BACK AT GEORGE HARVEY COLLEGIATE one of the volunteers, Gabriel, originary from Mexico, directs the kids to the soccer court where they round up a geometrical circle. They jump and cheerfully hustle for the fluorescent-red ball that Gabriel throws up. The competition consists in them not letting the ball fall.
For many of them it means more than a spheric object with which they play a game. It is an allegory for their lives. “Some have come with severe problems. We have to keep them from falling. And, you know, it is an honour. It is a privilege to be able to serve through the power of education, because it transformed my life, and now, I want to help spread it so that it can transform other lives as well.”
Her semblant illuminates as she relates about particular cases of people she has seen heal and evolve through the Light Your Life programmes. “This kid from Brampton, he had a tremendous trauma with the water. We helped him overcome it. It is incredible to witness little ones and the independence levels they achieve here. Their confidence. How they conquer their fears. We must learn to be in the water.
Many people get lost in the water – just like they do in life”, echoes Luz María, as she watches the kids buoyantly rush towards the ball from the sidelines. The clouds begin to wane. The sun comes out.
Luz María jovially animates as we speak about her upcoming plans for Light Your Life. “I consider myself successful because I have achieved an impact in the Canadian community”, she states, as she speaks about the upcoming March Break camps, in which she hopes to impact a record-high number of children. “I always heard the quote ‘you are very inspirational’, but I finally know and understand why”, confesses emotionally as the kids move inside and merrily trick-or-treat with inflatable balloons.

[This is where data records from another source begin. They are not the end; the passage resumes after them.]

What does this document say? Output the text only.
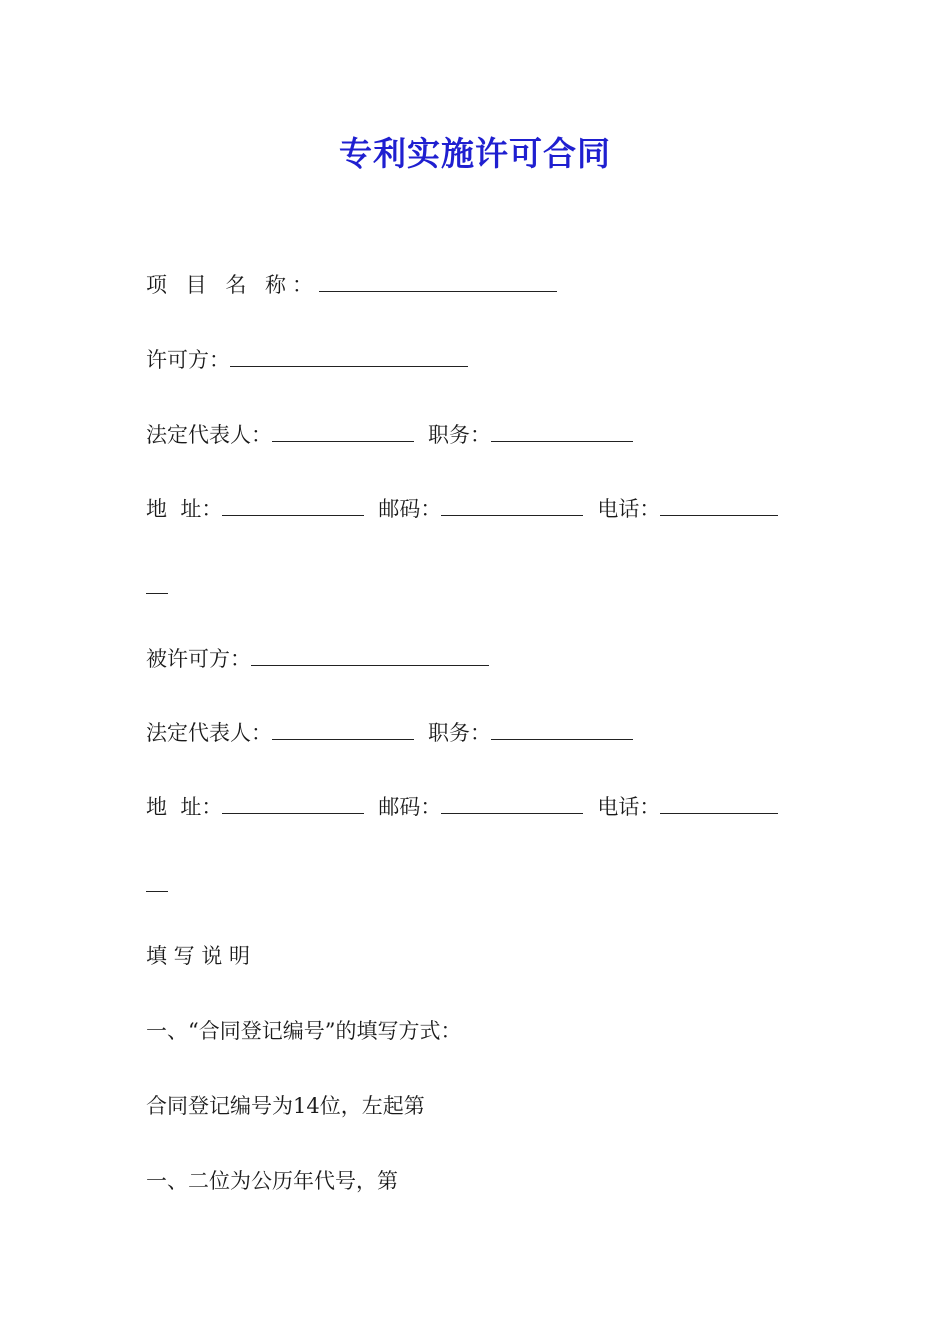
专利实施许可合同
项 目 名 称：
许可方：
法定代表人：	职务：
地  址：	邮码：	电话：
被许可方：
法定代表人：	职务：
地  址：	邮码：	电话：
填 写 说 明
一、“合同登记编号”的填写方式：
合同登记编号为14位，左起第
一、二位为公历年代号，第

Luz María Pardo, who finished High School on her fifth decade of life, who ran around Tlanepantla, partly to find refuge from her deranged childhood, but also, since then, to empower others, who struggled with “any job I could get” upon arrival, and who perfected her English at the same time she built her life as a Newcomer in Canada, now upbeatingly smiles and remains thrilled with the hopes that Light Your Life will expand to different parts of the world.
They have already collaborated with world-class events such as the Panamerican Games in 2015, where they performed a play with Mexican students, but that, she says, is just the beginning. “There are no limits, because this idea emerged from a little kid that once dreamed to make a change, that once had the idea that things could be different, and in this sense I hope that Light Your Life will inspire the participant’s little kid, but big dreamer to create something different and positive, too.”